- Khoj-The Search film commercial poster.
- Directed by: Iftakar Chowdhury
- Written by: Susmoy Sumon
- Produced by: M. A. Jalil Ananta
- Starring: Ananta; Bobby; Borsha; Nino – (Italy); Sohel Rana;
- Cinematography: Iftakar Chowdhury
- Edited by: Iftakar Chowdhury
- Music by: Imon Shaha; Habib Wahid;
- Distributed by: Monsoon Films
- Release date: 16 April 2010;
- Country: Bangladesh
- Languages: Bengali English

= Khoj: The Search =

Khoj, The Search (খোঁজ, দ্যা সার্চ) is a 2010 Bangladeshi Bengali romantic action film starring Ananta, Bobby, Afiea Nusrat Barsha and Sohel Rana.

==Plot==
The film features Major Mahmud/Ananta (M A Jalil), a secret service agent working for Bangladesh Counter Intelligence (BCI), a fictional agency conceived in the Masud Rana series by Qazi Anwar Hussain. With the help of Captain Bobby, Major Mahmud thwarts the international arms syndicate headed by the notorious villain Nino.

==Cast==
- M.A. Jalil Ananta as Major Mahmud / Ananta
- Bobby as Captain Bobby
- Afiea Nusrat Barsha as Elisa
- Nino – Arms smuggler
- Sohel Rana as Chief of Command
- Jisan as Pabel
- Dr.Ezazul Islam as Master
- Apu as 50/50
- Iftakar Chowdhury as Major Kamrul
- Jessica Hass as L.A. spy
- Mick Bosh as Las Vegas villain
- Raha as Nino's girlfriend
- Elias Kobra as martial arts villain
- Nino as arms smuggler Nino
- M. A. Jisan as maid of Jalil
- Lal Roni as Sajid

==Soundtrack==

Songs
| No. | Title | Playback | Length |
|---|---|---|---|
| 1. | "Etodin Kothay Chile" | Habib Wahid |  |
| 2. | "Tumi Phire Takale" | Bappa Majumdar |  |
| 3. | "Angtir Apekshay" | Samina Chowdhury |  |
| 4. | "I am Searching for My Love" | Ronti Das |  |
| 5. | "Dinete Shurjo Bhalo" | Ferdous Wahid |  |
| 6. | "Ki Chokhe Amay" | Kanak Chapa |  |
| 7. | "Tumi Phire Takale" | Bappa Majumdar |  |

==Reception and box office==
Monsoon Films, a leading distributor in Dhaka, confirmed that the film opened across 44 cinemas all over Bangladesh.
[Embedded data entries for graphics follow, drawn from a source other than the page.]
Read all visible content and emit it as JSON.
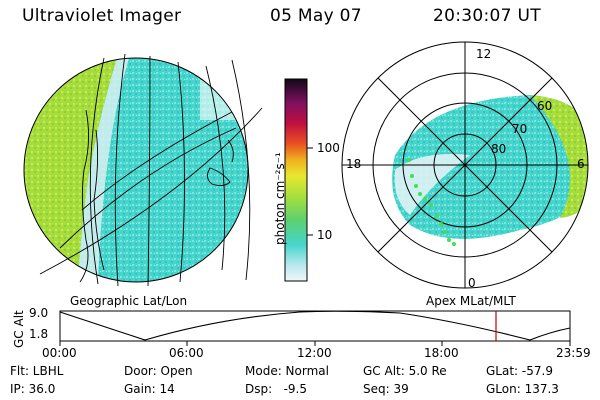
{
  "header": {
    "instrument": "Ultraviolet Imager",
    "date": "05 May 07",
    "time": "20:30:07 UT"
  },
  "panels": {
    "left_label": "Geographic Lat/Lon",
    "right_label": "Apex MLat/MLT"
  },
  "colorbar": {
    "unit_label": "photon cm⁻²s⁻¹",
    "tick_100": "100",
    "tick_10": "10"
  },
  "polar_labels": {
    "top": "12",
    "left": "18",
    "right": "6",
    "bottom": "0",
    "r60": "60",
    "r70": "70",
    "r80": "80"
  },
  "altitude_plot": {
    "axis_label": "GC Alt",
    "y_top": "9.0",
    "y_bottom": "1.8",
    "x_ticks": [
      "00:00",
      "06:00",
      "12:00",
      "18:00",
      "23:59"
    ],
    "current_time_marker_hours": 20.5
  },
  "info": {
    "filter": "Flt: LBHL",
    "ip": "IP: 36.0",
    "door": "Door: Open",
    "gain": "Gain: 14",
    "mode": "Mode: Normal",
    "dsp": "Dsp:   -9.5",
    "gc_alt": "GC Alt: 5.0 Re",
    "seq": "Seq: 39",
    "glat": "GLat: -57.9",
    "glon": "GLon: 137.3"
  },
  "colors": {
    "marker": "#cc0000",
    "green_band": "#a8e040",
    "cyan_band": "#3cd8cc",
    "dot_green": "#44dd55"
  }
}
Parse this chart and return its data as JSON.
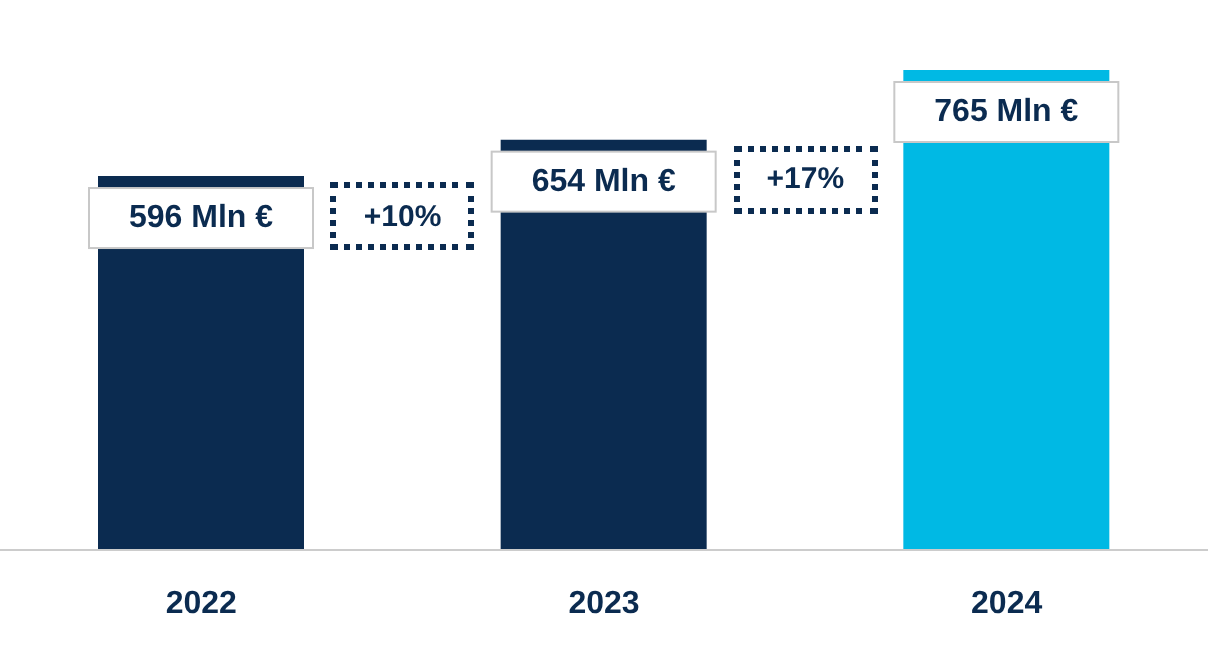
{
  "chart_data": {
    "type": "bar",
    "categories": [
      "2022",
      "2023",
      "2024"
    ],
    "values": [
      596,
      654,
      765
    ],
    "colors": [
      "#0b2b50",
      "#0b2b50",
      "#00b9e4"
    ],
    "value_labels": [
      "596 Mln €",
      "654 Mln €",
      "765 Mln €"
    ],
    "annotations": [
      "+10%",
      "+17%"
    ],
    "tick_labels": "x",
    "legend": false,
    "grid": false
  }
}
The movie was acclaimed for its overall picture quality and the use of elaborate visual effects in the action scenes. Before the release, the movie drew a huge amount of public attention by a massive promotional campaign in the national and international media. The trailer and pre-released item numbers went viral via Facebook and YouTube, and became the first internet meme in Bangladesh. The producer and lead actor, M A Jalil has announced that the film will be followed up with a sequel. Shahidul Islam Khokon, a commercially successful Dhallywood filmmaker, has been contracted for the next installment of the film The film became a hit due to the flaws in the film, which gave it an unintentional humor appeal, to the mostly young viewers.